Я потеряла счёт дням. Из избы выходила, не отпуская стену или перила крыльца – слишком сильно шаталась, слабея день ото дня. Когда увидела во дворе Птицелова, то сначала решила – померещилось. Стараясь выплыть из лихорадочного бреда, замахала рукой, прохрипела:
– Уходи! Зараза опасна. Инфлюэнца! Прочь!
Мужчина молчал, и когда я снова открыла глаза, передо мной никого не было. Неужели, правда, привиделся? Тогда плохи мои дела. Я осторожно отпустила крыльцо, маленькими шагами двигаясь в сторону хлева.
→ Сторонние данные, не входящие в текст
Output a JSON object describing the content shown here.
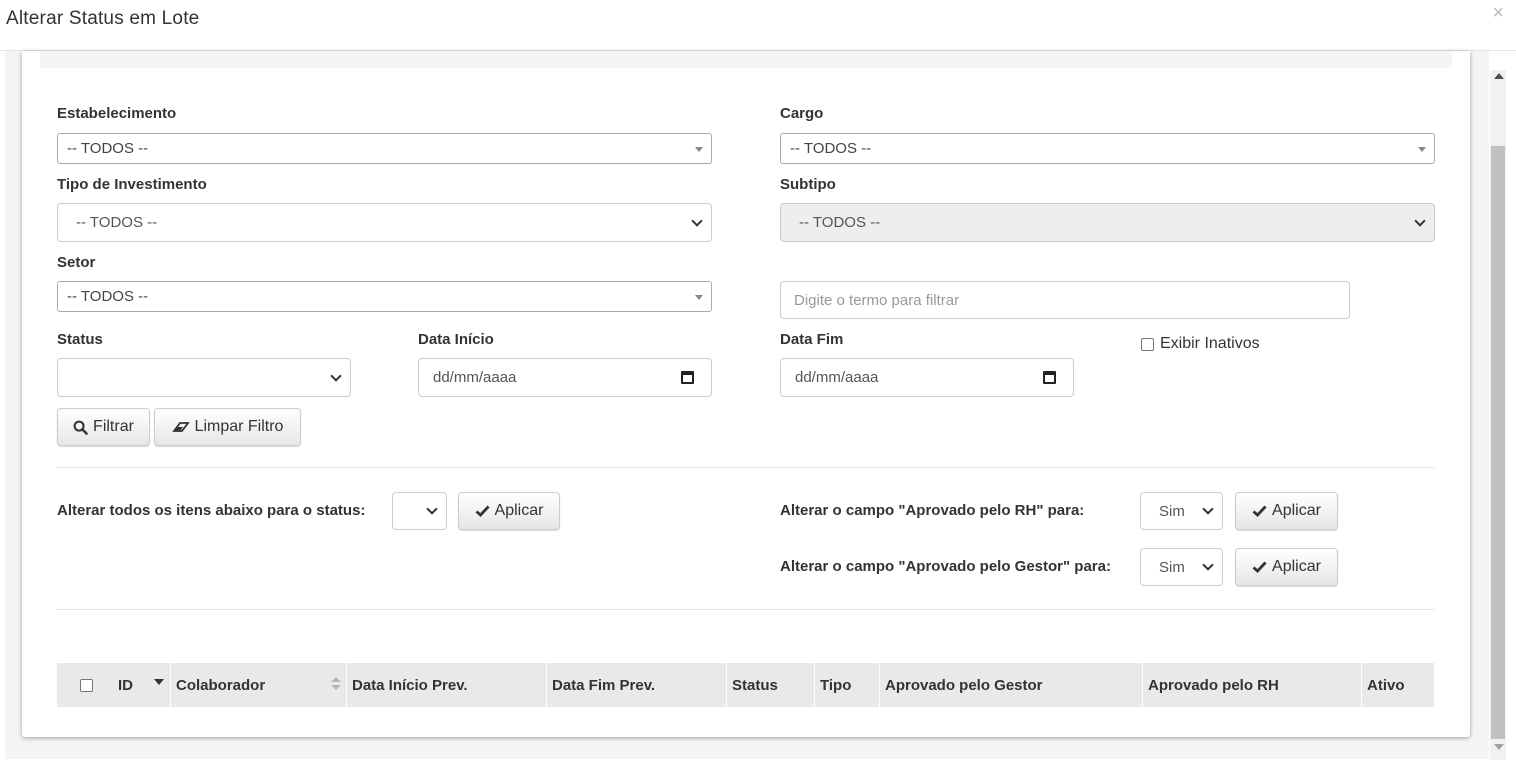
{
  "modal": {
    "title": "Alterar Status em Lote",
    "close_symbol": "×"
  },
  "filters": {
    "estabelecimento": {
      "label": "Estabelecimento",
      "value": "-- TODOS --"
    },
    "cargo": {
      "label": "Cargo",
      "value": "-- TODOS --"
    },
    "tipo_investimento": {
      "label": "Tipo de Investimento",
      "value": "-- TODOS --"
    },
    "subtipo": {
      "label": "Subtipo",
      "value": "-- TODOS --"
    },
    "setor": {
      "label": "Setor",
      "value": "-- TODOS --"
    },
    "search": {
      "placeholder": "Digite o termo para filtrar"
    },
    "status": {
      "label": "Status",
      "value": ""
    },
    "data_inicio": {
      "label": "Data Início",
      "placeholder": "dd/mm/aaaa"
    },
    "data_fim": {
      "label": "Data Fim",
      "placeholder": "dd/mm/aaaa"
    },
    "exibir_inativos": {
      "label": "Exibir Inativos",
      "checked": false
    },
    "filter_button": "Filtrar",
    "clear_button": "Limpar Filtro"
  },
  "bulk": {
    "status_label": "Alterar todos os itens abaixo para o status:",
    "status_value": "",
    "rh_label": "Alterar o campo \"Aprovado pelo RH\" para:",
    "rh_value": "Sim",
    "gestor_label": "Alterar o campo \"Aprovado pelo Gestor\" para:",
    "gestor_value": "Sim",
    "apply_label": "Aplicar"
  },
  "table": {
    "columns": [
      "ID",
      "Colaborador",
      "Data Início Prev.",
      "Data Fim Prev.",
      "Status",
      "Tipo",
      "Aprovado pelo Gestor",
      "Aprovado pelo RH",
      "Ativo"
    ]
  },
  "icons": {
    "search": "search-icon",
    "eraser": "eraser-icon",
    "check": "check-icon",
    "calendar": "calendar-icon"
  }
}
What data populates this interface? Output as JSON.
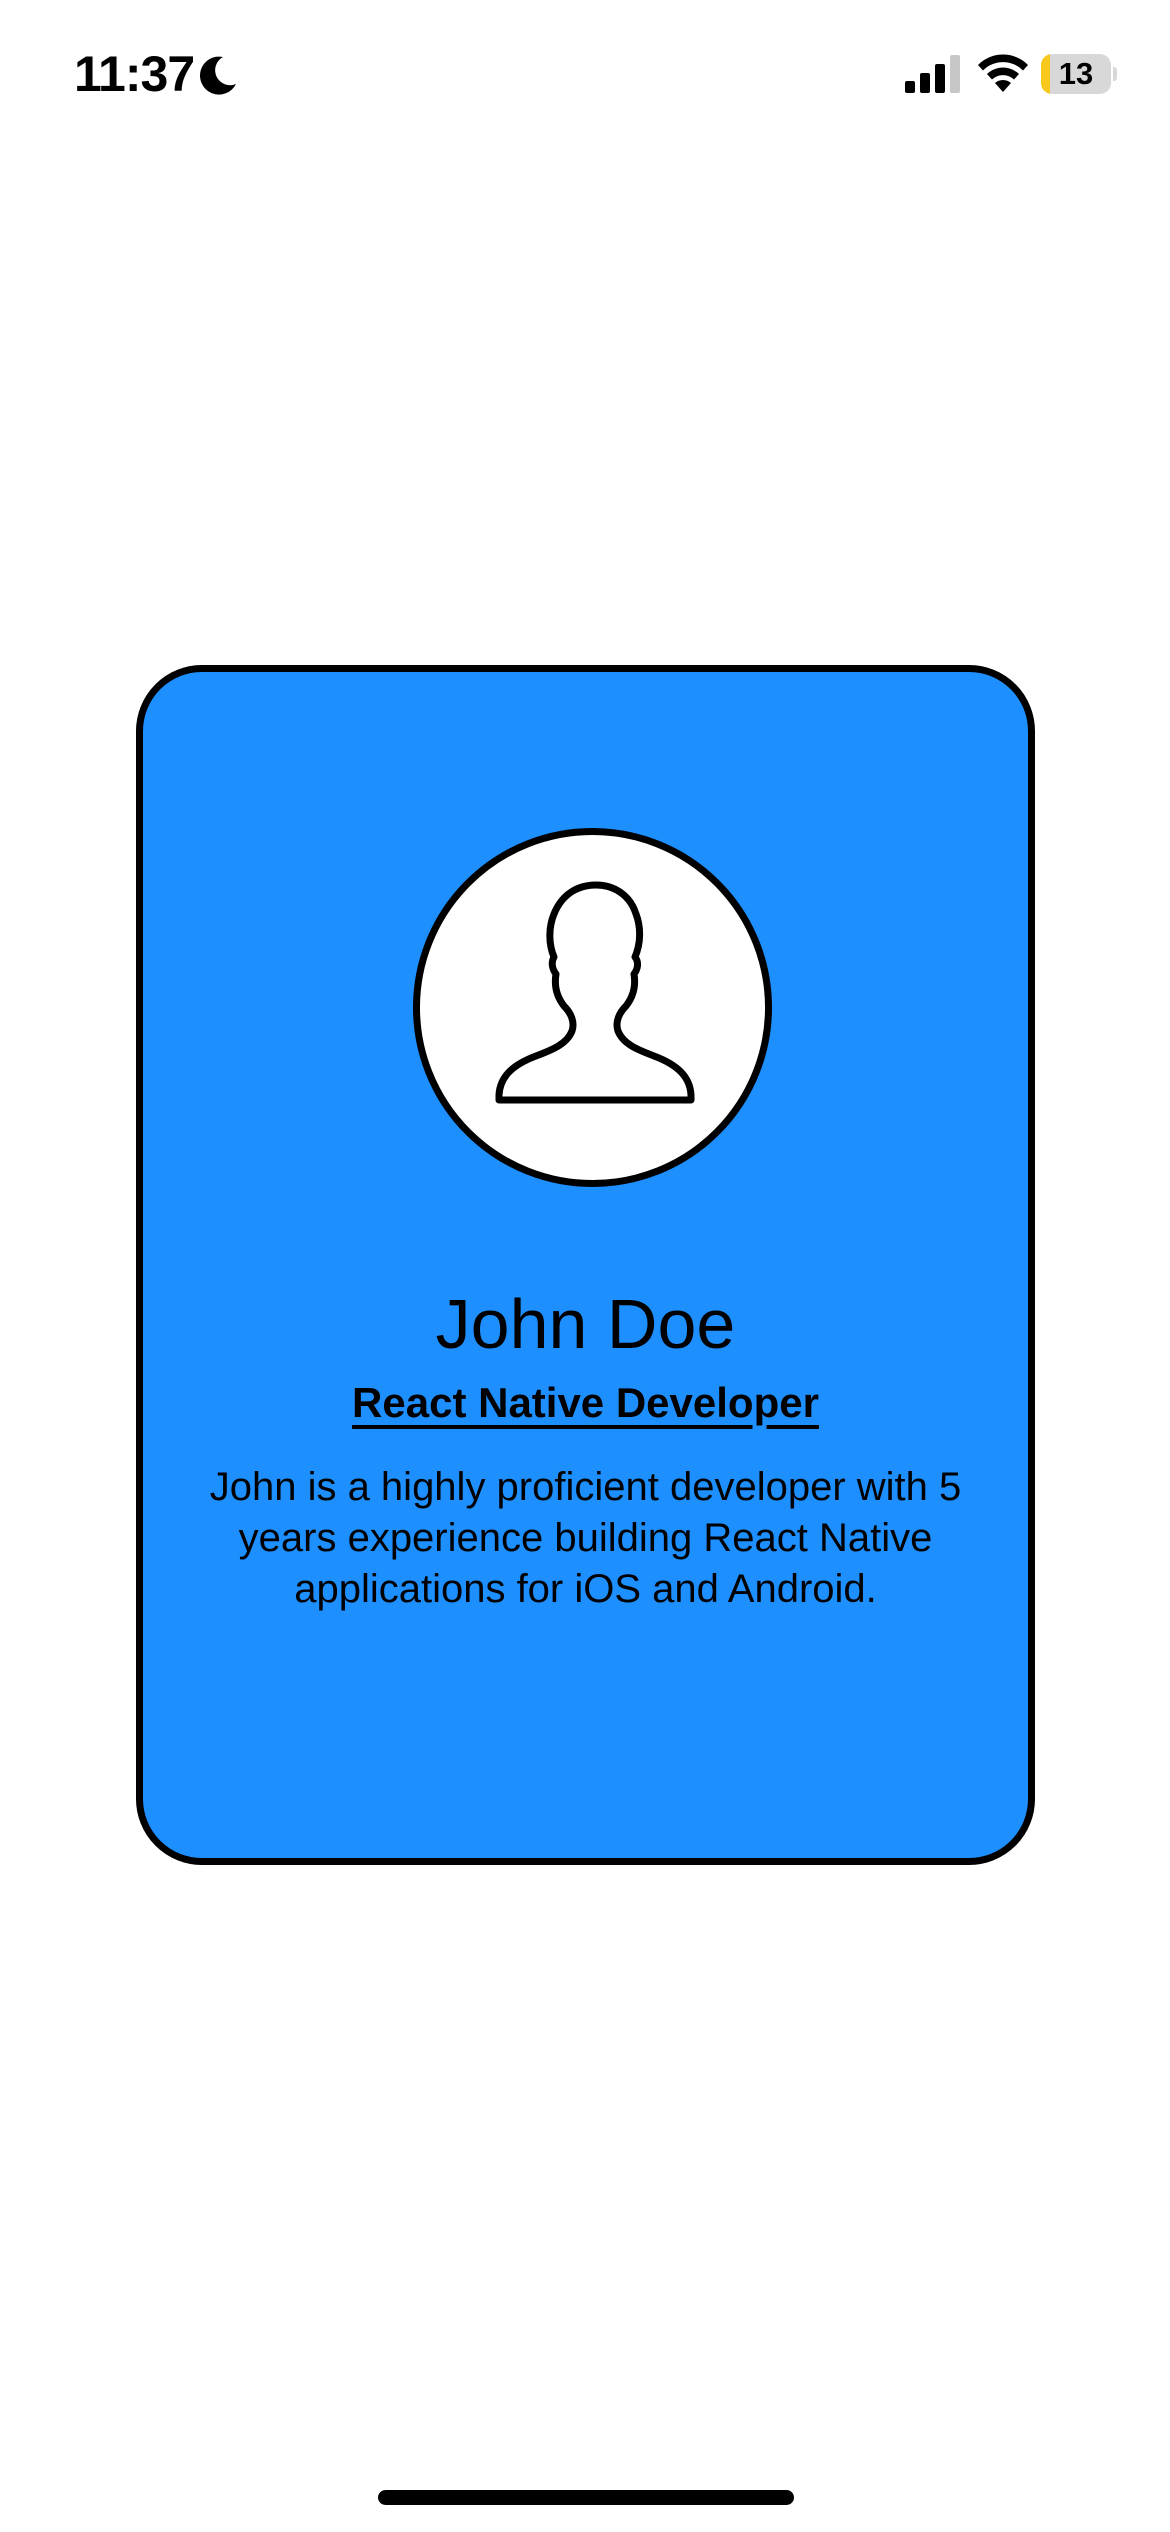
{
  "status_bar": {
    "time": "11:37",
    "focus_mode_icon": "moon-icon",
    "signal_icon": "cellular-signal-icon",
    "signal_bars": 3,
    "signal_bars_total": 4,
    "wifi_icon": "wifi-icon",
    "battery_percent": "13",
    "battery_level": 0.13,
    "battery_color": "#f7c91d"
  },
  "profile_card": {
    "background_color": "#1e8fff",
    "border_color": "#000000",
    "avatar_icon": "user-silhouette-icon",
    "name": "John Doe",
    "title": "React Native Developer",
    "bio": "John is a highly proficient developer with 5 years experience building React Native applications for iOS and Android."
  }
}
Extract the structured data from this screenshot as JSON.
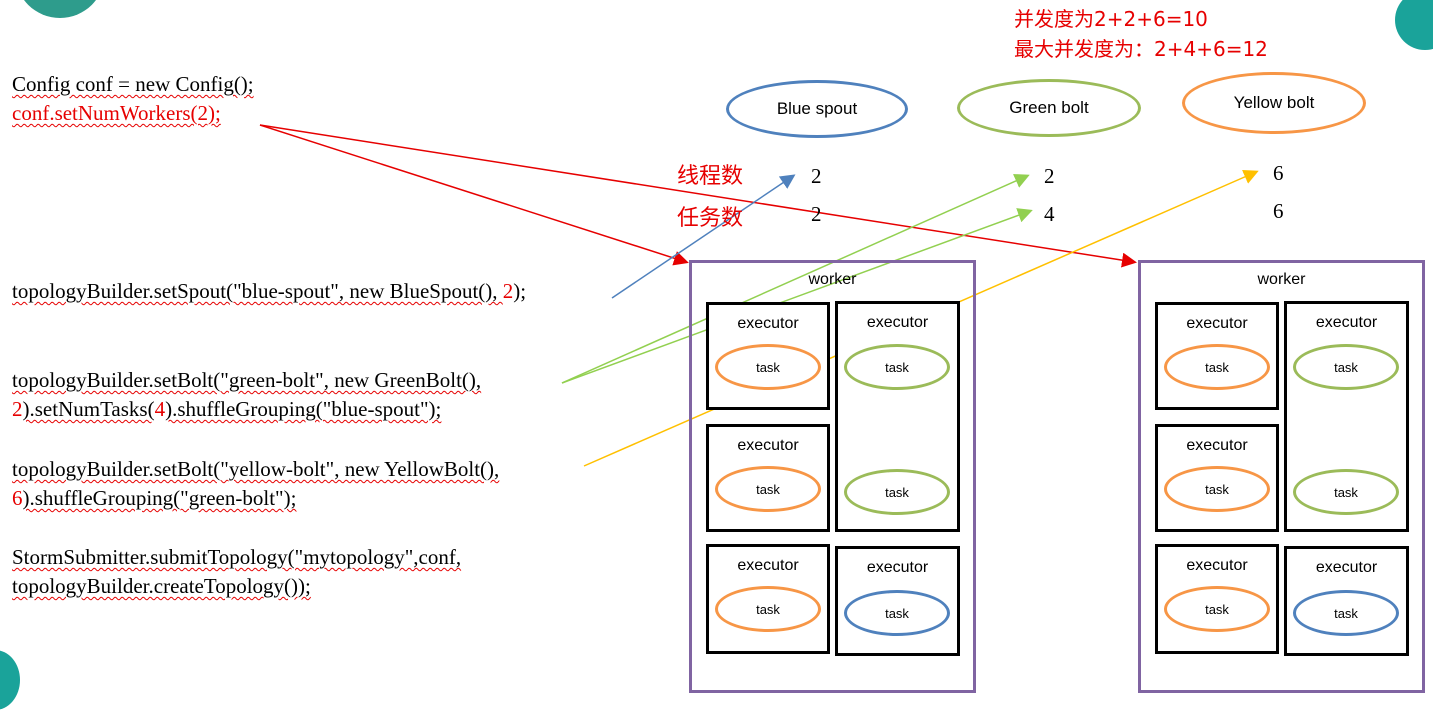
{
  "notes": {
    "concurrency": "并发度为2+2+6=10",
    "max_concurrency": "最大并发度为：2+4+6=12"
  },
  "code": {
    "line1": "Config conf = new Config();",
    "line2": "conf.setNumWorkers(2);",
    "spout_pre": "topologyBuilder.setSpout(\"blue-spout\", new BlueSpout(), ",
    "spout_num": "2",
    "spout_post": ");",
    "green_line1": "topologyBuilder.setBolt(\"green-bolt\", new GreenBolt(),",
    "green_num1": "2",
    "green_mid": ").setNumTasks(",
    "green_num2": "4",
    "green_post": ").shuffleGrouping(\"blue-spout\");",
    "yellow_line1": "topologyBuilder.setBolt(\"yellow-bolt\", new YellowBolt(),",
    "yellow_num": "6",
    "yellow_post": ").shuffleGrouping(\"green-bolt\");",
    "submit_line1": "StormSubmitter.submitTopology(\"mytopology\",conf,",
    "submit_line2": "topologyBuilder.createTopology());"
  },
  "components": {
    "blue_spout": "Blue spout",
    "green_bolt": "Green bolt",
    "yellow_bolt": "Yellow bolt"
  },
  "labels": {
    "threads": "线程数",
    "tasks": "任务数"
  },
  "counts": {
    "blue_threads": "2",
    "blue_tasks": "2",
    "green_threads": "2",
    "green_tasks": "4",
    "yellow_threads": "6",
    "yellow_tasks": "6"
  },
  "worker_label": "worker",
  "executor_label": "executor",
  "task_label": "task",
  "colors": {
    "red": "#e60000",
    "blue": "#4f81bd",
    "green": "#9bbb59",
    "orange": "#f79646",
    "yellow_arrow": "#ffc000",
    "worker_border": "#8064a2"
  }
}
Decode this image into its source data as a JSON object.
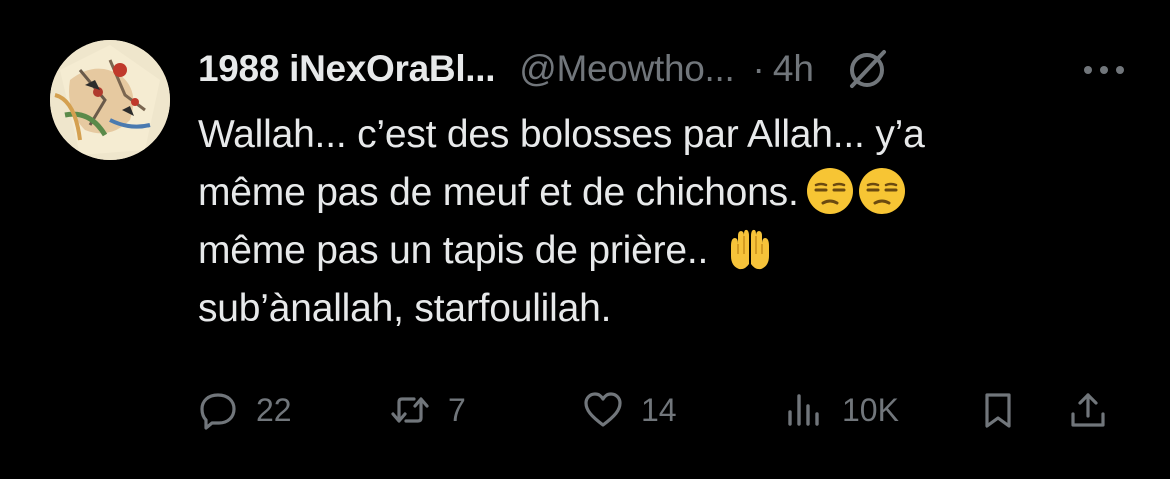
{
  "tweet": {
    "display_name": "1988 iNexOraBl...",
    "handle": "@Meowtho...",
    "separator": "·",
    "time": "4h",
    "lines": [
      "Wallah... c’est des bolosses par Allah... y’a",
      "même pas de meuf et de chichons.",
      "même pas un tapis de prière..",
      "sub’ànallah, starfoulilah."
    ],
    "emojis": [
      "unamused-face-emoji",
      "unamused-face-emoji",
      "raising-hands-emoji"
    ]
  },
  "actions": {
    "replies": "22",
    "retweets": "7",
    "likes": "14",
    "views": "10K"
  },
  "icons": {
    "reply": "reply-icon",
    "retweet": "retweet-icon",
    "like": "heart-icon",
    "views": "views-icon",
    "bookmark": "bookmark-icon",
    "share": "share-icon",
    "grok": "grok-icon",
    "more": "more-icon"
  },
  "colors": {
    "background": "#000000",
    "text": "#e7e9ea",
    "secondary": "#71767b"
  }
}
Интересно, смогут ли гуси и козы выжить без меня? До зимы, наверное, дотянут, если не сожрут лесные звери. Мысли скакали в голове озорными белками, но мягкое как меховое одеяло забытие уже накрывало сознание – я не почувствовала, как падаю.
Птицелов стоял у ворот. Инстинкт самосохранения гнал его прочь из этих краев: нельзя слишком долго задерживаться на одном месте. Но не менее мощная сила удерживала на месте, и мужчина против воли обернулся. Яга лежала там же, где рухнула – в грязи. Из печной трубы в доме не шёл дым. Странная женщина добилась своего – она умирает. Разве не могла ведьма прогнать огонь, съедающий её тело, если бы захотела?
Птицелов вздрогнул всем телом, когда его ногу внезапно боднул здоровенный серый кот. Морда зверюги была в старых шрамах, одно ухо отсутствовало, но оранжевые глаза смотрели ясно. Кот потряс коротким хвостом и заорал противным пронзительным голосом. Мужчина аккуратно отпихнул его ногой и подошёл к Яге. Та не шевелилась, и он, присев на корточки, приложил пальцы к её шее. Немного послушал биение жилки, перевернул женщину на спину, обхватил под мышками и волоком потащил в избу.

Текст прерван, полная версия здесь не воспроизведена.